A comprehensive energy policy aimed at minimizing the cost and environmental impacts of providing energy services for a growing economy should, we believe, be a consensus goal. While we do not yet know what the full set of measures that would be contained in a national energy plan based on least-cost are, and thus do not yet know the full range of policy measures that would be needed to achieve such a vision, it is evident that energy efficiency will play a more important role in the next 30 years, as it has in the past 30 when it was the nation’s largest source of new energy.
We also know that today’s energy efficiency policies, relying primarily on efficiency regulations at the state and federal levels and on regionally-based economic incentives, are not sufficient to achieve the least-cost goal. At least one missing piece of the policy mix is the provision of long-term, nationally-uniform incentives for quantum leaps forward in technology.
H.R. 778, H.R. 1316, and H.R. 1864 fill this gap for energy uses exceeding a third of the nation’s entire energy consumption, and an even higher fraction of its energy bill.
[The attachment is being retained in the Committee files.]
1. Energy Information Administration’s "Energy
Overview" data for 1997 show $567 billion spent nationwide for energy,
while GDP was about $8.5 billion.
2. The American Council for an Energy Efficient Economy,
Fact Sheet on Energy Efficiency Progress and Potential, 2001, estimates
that three quarters of the improvement came from energy efficiency. The
"National Energy Policy" report of Vice President Cheney claims
that one half to two thirds of the improvement resulted from energy
efficiency.
3. Source: A.H. Rosenfeld. Testimony Before California
State Committee on Environmental Quality.
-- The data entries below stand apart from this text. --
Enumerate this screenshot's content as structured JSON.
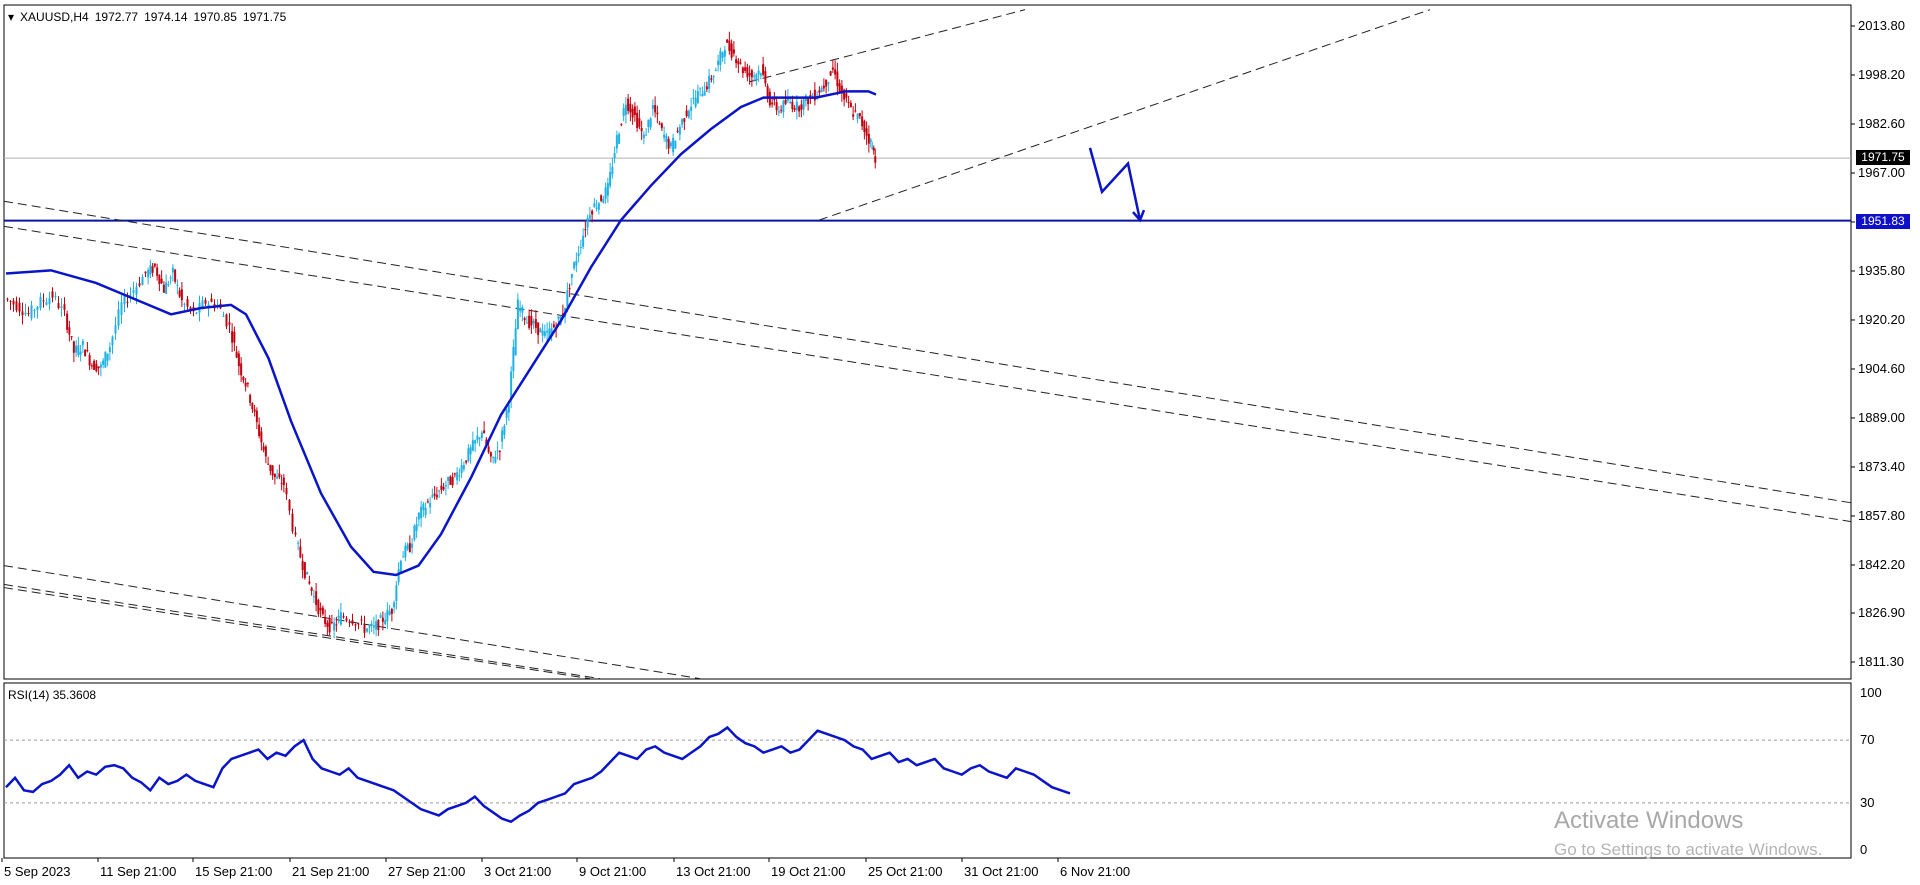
{
  "symbol_header": {
    "symbol": "XAUUSD,H4",
    "open": "1972.77",
    "high": "1974.14",
    "low": "1970.85",
    "close": "1971.75"
  },
  "rsi_header": {
    "name": "RSI(14)",
    "value": "35.3608"
  },
  "price_tags": {
    "last": "1971.75",
    "level": "1951.83"
  },
  "watermark": {
    "line1": "Activate Windows",
    "line2": "Go to Settings to activate Windows."
  },
  "colors": {
    "bull": "#1fb1e3",
    "bear": "#c0000f",
    "ma": "#0a14c8",
    "rsi": "#0a14c8",
    "level": "#0a14a0"
  },
  "chart_data": [
    {
      "type": "candlestick",
      "title": "XAUUSD,H4",
      "y_ticks": [
        2013.8,
        1998.2,
        1982.6,
        1967.0,
        1951.4,
        1935.8,
        1920.2,
        1904.6,
        1889.0,
        1873.4,
        1857.8,
        1842.2,
        1826.9,
        1811.3
      ],
      "y_tick_labels": [
        "2013.80",
        "1998.20",
        "1982.60",
        "1967.00",
        "1951.40",
        "1935.80",
        "1920.20",
        "1904.60",
        "1889.00",
        "1873.40",
        "1857.80",
        "1842.20",
        "1826.90",
        "1811.30"
      ],
      "x_tick_labels": [
        "5 Sep 2023",
        "11 Sep 21:00",
        "15 Sep 21:00",
        "21 Sep 21:00",
        "27 Sep 21:00",
        "3 Oct 21:00",
        "9 Oct 21:00",
        "13 Oct 21:00",
        "19 Oct 21:00",
        "25 Oct 21:00",
        "31 Oct 21:00",
        "6 Nov 21:00"
      ],
      "ylim": [
        1806,
        2019
      ],
      "last_price": 1971.75,
      "horizontal_level": 1951.83,
      "close_path": [
        [
          0,
          1927
        ],
        [
          8,
          1925
        ],
        [
          16,
          1922
        ],
        [
          24,
          1926
        ],
        [
          32,
          1928
        ],
        [
          40,
          1922
        ],
        [
          46,
          1910
        ],
        [
          52,
          1912
        ],
        [
          58,
          1906
        ],
        [
          64,
          1905
        ],
        [
          70,
          1912
        ],
        [
          78,
          1925
        ],
        [
          86,
          1930
        ],
        [
          94,
          1935
        ],
        [
          100,
          1937
        ],
        [
          106,
          1930
        ],
        [
          112,
          1935
        ],
        [
          118,
          1926
        ],
        [
          126,
          1922
        ],
        [
          134,
          1926
        ],
        [
          142,
          1925
        ],
        [
          150,
          1918
        ],
        [
          156,
          1906
        ],
        [
          162,
          1898
        ],
        [
          168,
          1887
        ],
        [
          174,
          1876
        ],
        [
          180,
          1870
        ],
        [
          186,
          1868
        ],
        [
          194,
          1850
        ],
        [
          200,
          1840
        ],
        [
          206,
          1832
        ],
        [
          212,
          1825
        ],
        [
          218,
          1822
        ],
        [
          224,
          1826
        ],
        [
          232,
          1825
        ],
        [
          240,
          1822
        ],
        [
          246,
          1822
        ],
        [
          252,
          1825
        ],
        [
          258,
          1828
        ],
        [
          264,
          1845
        ],
        [
          270,
          1848
        ],
        [
          276,
          1858
        ],
        [
          282,
          1862
        ],
        [
          288,
          1865
        ],
        [
          294,
          1868
        ],
        [
          300,
          1870
        ],
        [
          306,
          1875
        ],
        [
          312,
          1880
        ],
        [
          318,
          1885
        ],
        [
          324,
          1875
        ],
        [
          330,
          1880
        ],
        [
          336,
          1895
        ],
        [
          342,
          1925
        ],
        [
          348,
          1920
        ],
        [
          354,
          1918
        ],
        [
          360,
          1915
        ],
        [
          366,
          1918
        ],
        [
          372,
          1922
        ],
        [
          378,
          1935
        ],
        [
          384,
          1945
        ],
        [
          390,
          1955
        ],
        [
          396,
          1958
        ],
        [
          402,
          1962
        ],
        [
          408,
          1978
        ],
        [
          414,
          1990
        ],
        [
          420,
          1985
        ],
        [
          426,
          1978
        ],
        [
          432,
          1988
        ],
        [
          438,
          1980
        ],
        [
          444,
          1975
        ],
        [
          450,
          1982
        ],
        [
          456,
          1988
        ],
        [
          462,
          1992
        ],
        [
          468,
          1995
        ],
        [
          474,
          2000
        ],
        [
          480,
          2008
        ],
        [
          486,
          2005
        ],
        [
          492,
          2000
        ],
        [
          498,
          1998
        ],
        [
          504,
          2000
        ],
        [
          510,
          1990
        ],
        [
          516,
          1987
        ],
        [
          522,
          1990
        ],
        [
          528,
          1988
        ],
        [
          534,
          1990
        ],
        [
          540,
          1992
        ],
        [
          546,
          1995
        ],
        [
          552,
          2000
        ],
        [
          558,
          1992
        ],
        [
          564,
          1987
        ],
        [
          570,
          1984
        ],
        [
          576,
          1978
        ],
        [
          580,
          1972
        ]
      ],
      "moving_average": [
        [
          0,
          1935
        ],
        [
          30,
          1936
        ],
        [
          60,
          1932
        ],
        [
          90,
          1926
        ],
        [
          110,
          1922
        ],
        [
          130,
          1924
        ],
        [
          150,
          1925
        ],
        [
          160,
          1922
        ],
        [
          175,
          1908
        ],
        [
          190,
          1888
        ],
        [
          210,
          1865
        ],
        [
          230,
          1848
        ],
        [
          245,
          1840
        ],
        [
          260,
          1839
        ],
        [
          275,
          1842
        ],
        [
          290,
          1852
        ],
        [
          310,
          1870
        ],
        [
          330,
          1890
        ],
        [
          350,
          1905
        ],
        [
          370,
          1920
        ],
        [
          390,
          1937
        ],
        [
          410,
          1952
        ],
        [
          430,
          1963
        ],
        [
          450,
          1973
        ],
        [
          470,
          1981
        ],
        [
          490,
          1988
        ],
        [
          505,
          1991
        ],
        [
          520,
          1991
        ],
        [
          540,
          1991
        ],
        [
          560,
          1993
        ],
        [
          575,
          1993
        ],
        [
          580,
          1992
        ]
      ],
      "trend_lines": [
        {
          "style": "dashed",
          "from": [
            0,
            1958
          ],
          "to": [
            1920,
            1862
          ]
        },
        {
          "style": "dashed",
          "from": [
            0,
            1950
          ],
          "to": [
            1920,
            1856
          ]
        },
        {
          "style": "dashed",
          "from": [
            0,
            1842
          ],
          "to": [
            700,
            1806
          ]
        },
        {
          "style": "dashed",
          "from": [
            0,
            1836
          ],
          "to": [
            600,
            1806
          ]
        },
        {
          "style": "dashed",
          "from": [
            0,
            1835
          ],
          "to": [
            590,
            1806
          ]
        },
        {
          "style": "dashed",
          "from": [
            745,
            1996
          ],
          "to": [
            1025,
            2019
          ]
        },
        {
          "style": "dashed",
          "from": [
            815,
            1952
          ],
          "to": [
            1430,
            2019
          ]
        }
      ],
      "projection_arrow": [
        [
          1090,
          1975
        ],
        [
          1102,
          1961
        ],
        [
          1128,
          1970
        ],
        [
          1140,
          1952
        ]
      ]
    },
    {
      "type": "line",
      "title": "RSI(14) 35.3608",
      "ylim": [
        0,
        100
      ],
      "y_ticks": [
        100,
        70,
        30,
        0
      ],
      "y_tick_labels": [
        "100",
        "70",
        "30",
        "0"
      ],
      "levels": [
        70,
        30
      ],
      "series": [
        {
          "values": [
            40,
            46,
            38,
            37,
            42,
            44,
            48,
            54,
            46,
            50,
            48,
            53,
            54,
            52,
            46,
            43,
            38,
            46,
            42,
            44,
            48,
            44,
            42,
            40,
            52,
            58,
            60,
            62,
            64,
            58,
            62,
            60,
            66,
            70,
            58,
            52,
            50,
            48,
            52,
            46,
            44,
            42,
            40,
            38,
            34,
            30,
            26,
            24,
            22,
            26,
            28,
            30,
            34,
            28,
            24,
            20,
            18,
            22,
            25,
            30,
            32,
            34,
            36,
            42,
            44,
            46,
            50,
            56,
            62,
            60,
            58,
            64,
            66,
            62,
            60,
            58,
            62,
            66,
            72,
            74,
            78,
            72,
            68,
            66,
            62,
            64,
            66,
            62,
            64,
            70,
            76,
            74,
            72,
            70,
            66,
            64,
            58,
            60,
            62,
            56,
            58,
            54,
            56,
            58,
            52,
            50,
            48,
            52,
            54,
            50,
            48,
            46,
            52,
            50,
            48,
            44,
            40,
            38,
            36
          ]
        }
      ]
    }
  ]
}
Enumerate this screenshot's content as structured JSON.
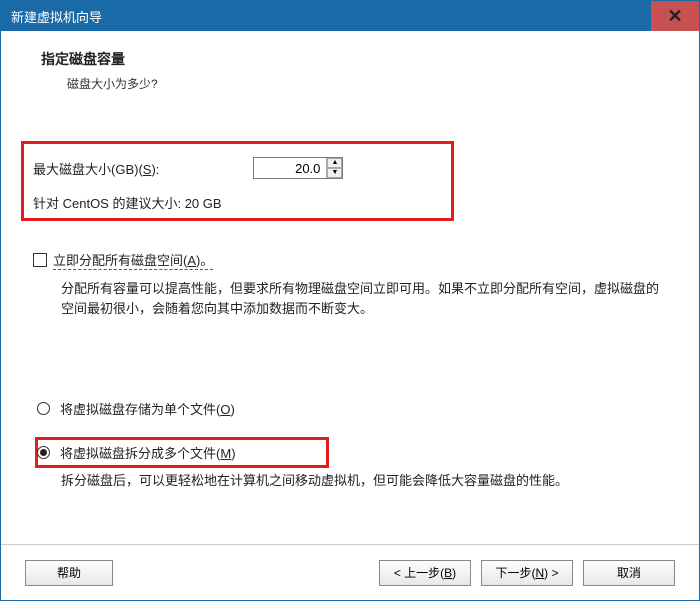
{
  "titlebar": {
    "title": "新建虚拟机向导"
  },
  "heading": "指定磁盘容量",
  "subheading": "磁盘大小为多少?",
  "disk": {
    "label_prefix": "最大磁盘大小(GB)(",
    "hotkey": "S",
    "label_suffix": "):",
    "value": "20.0",
    "recommend": "针对 CentOS 的建议大小: 20 GB"
  },
  "allocate": {
    "label_prefix": "立即分配所有磁盘空间(",
    "hotkey": "A",
    "label_suffix": ")。",
    "desc": "分配所有容量可以提高性能，但要求所有物理磁盘空间立即可用。如果不立即分配所有空间，虚拟磁盘的空间最初很小，会随着您向其中添加数据而不断变大。"
  },
  "radios": {
    "single": {
      "prefix": "将虚拟磁盘存储为单个文件(",
      "hotkey": "O",
      "suffix": ")"
    },
    "split": {
      "prefix": "将虚拟磁盘拆分成多个文件(",
      "hotkey": "M",
      "suffix": ")",
      "desc": "拆分磁盘后，可以更轻松地在计算机之间移动虚拟机，但可能会降低大容量磁盘的性能。"
    }
  },
  "footer": {
    "help": "帮助",
    "back_prefix": "< 上一步(",
    "back_hot": "B",
    "back_suffix": ")",
    "next_prefix": "下一步(",
    "next_hot": "N",
    "next_suffix": ") >",
    "cancel": "取消"
  }
}
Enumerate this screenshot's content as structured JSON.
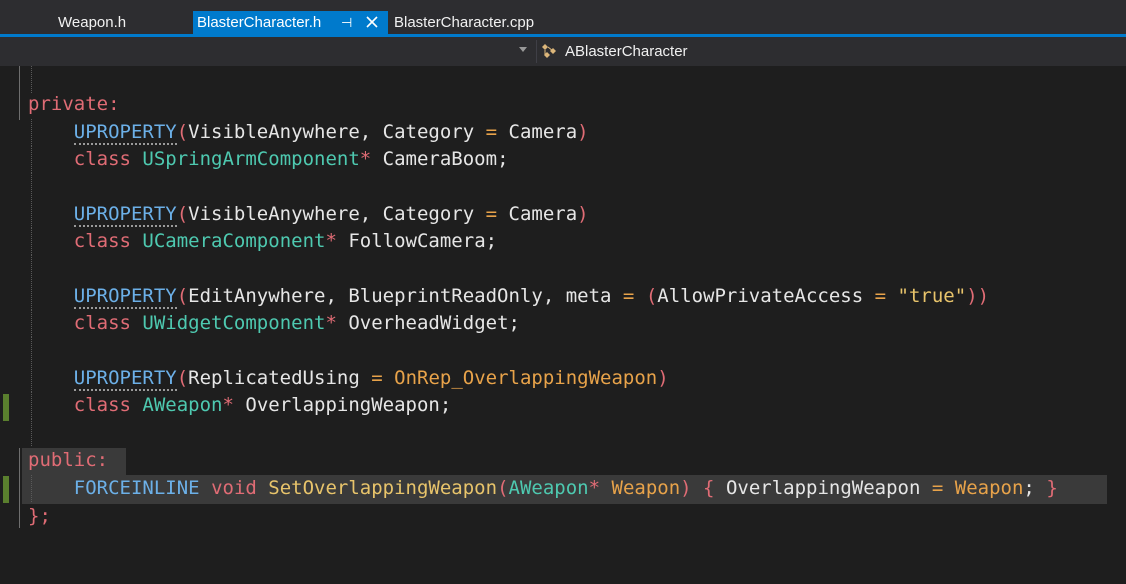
{
  "tabs": [
    {
      "label": "Weapon.h",
      "active": false
    },
    {
      "label": "BlasterCharacter.h",
      "active": true,
      "pin_glyph": "⊣"
    },
    {
      "label": "BlasterCharacter.cpp",
      "active": false
    }
  ],
  "nav": {
    "scope": "ABlasterCharacter",
    "scope_icon": "class-icon"
  },
  "colors": {
    "accent": "#007acc",
    "keyword": "#e06c75",
    "macro": "#6cb0e8",
    "type": "#4ec9b0",
    "function": "#e8c46b",
    "change_marker": "#5a7f2e"
  },
  "code": {
    "l1_private": "private:",
    "l2_macro": "UPROPERTY",
    "l2_args": "VisibleAnywhere",
    "l2_cat": "Category",
    "l2_eq": "=",
    "l2_val": "Camera",
    "l3_class": "class",
    "l3_type": "USpringArmComponent",
    "l3_ptr": "*",
    "l3_name": "CameraBoom",
    "l5_macro": "UPROPERTY",
    "l5_args": "VisibleAnywhere",
    "l5_cat": "Category",
    "l5_eq": "=",
    "l5_val": "Camera",
    "l6_class": "class",
    "l6_type": "UCameraComponent",
    "l6_ptr": "*",
    "l6_name": "FollowCamera",
    "l8_macro": "UPROPERTY",
    "l8_a1": "EditAnywhere",
    "l8_a2": "BlueprintReadOnly",
    "l8_a3": "meta",
    "l8_eq1": "=",
    "l8_a4": "AllowPrivateAccess",
    "l8_eq2": "=",
    "l8_str": "\"true\"",
    "l9_class": "class",
    "l9_type": "UWidgetComponent",
    "l9_ptr": "*",
    "l9_name": "OverheadWidget",
    "l11_macro": "UPROPERTY",
    "l11_arg": "ReplicatedUsing",
    "l11_eq": "=",
    "l11_val": "OnRep_OverlappingWeapon",
    "l12_class": "class",
    "l12_type": "AWeapon",
    "l12_ptr": "*",
    "l12_name": "OverlappingWeapon",
    "l14_public": "public:",
    "l15_macro": "FORCEINLINE",
    "l15_void": "void",
    "l15_fn": "SetOverlappingWeapon",
    "l15_type": "AWeapon",
    "l15_ptr": "*",
    "l15_param": "Weapon",
    "l15_lb": "{",
    "l15_var": "OverlappingWeapon",
    "l15_eq": "=",
    "l15_param2": "Weapon",
    "l15_rb": "}",
    "l16_end": "};"
  }
}
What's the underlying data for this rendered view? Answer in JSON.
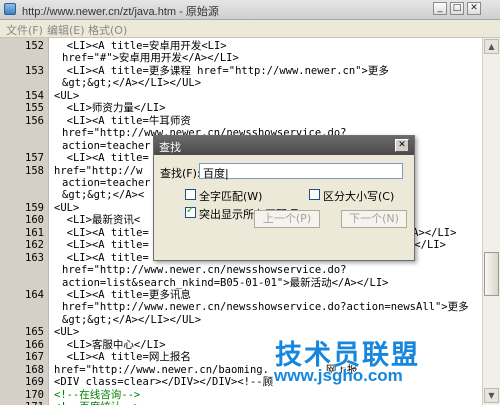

4. Exponential extrapolation of past trends was not an
unrealistic assumption from either of two perspectives. First, in the
mid-1970’s, when the turnaround from growth to decline in energy
consumption for refrigerators began, virtually every utility in the
country, backed by their regulatory agencies and Department of Energy
forecasters, was assuming that overall residential electricity use would
continue to grow at about the same 9.5% rate as it had grown during the
prior decades. The total growth in electricity consumption for
refrigerators, considering increasing sales of the product, was also about
9.5%. Suggesting that this rate would come down in the future, as the
author did, was highly controversial.
Second, of the 6.1% annual growth in energy consumption per refrigerator,
one-third of the increase was due to decreases in efficiency, apparently
from cost-cutting, rather than from growth in size or features as shown in
Figure 1 (both of which have tended to plateau since the 1970s).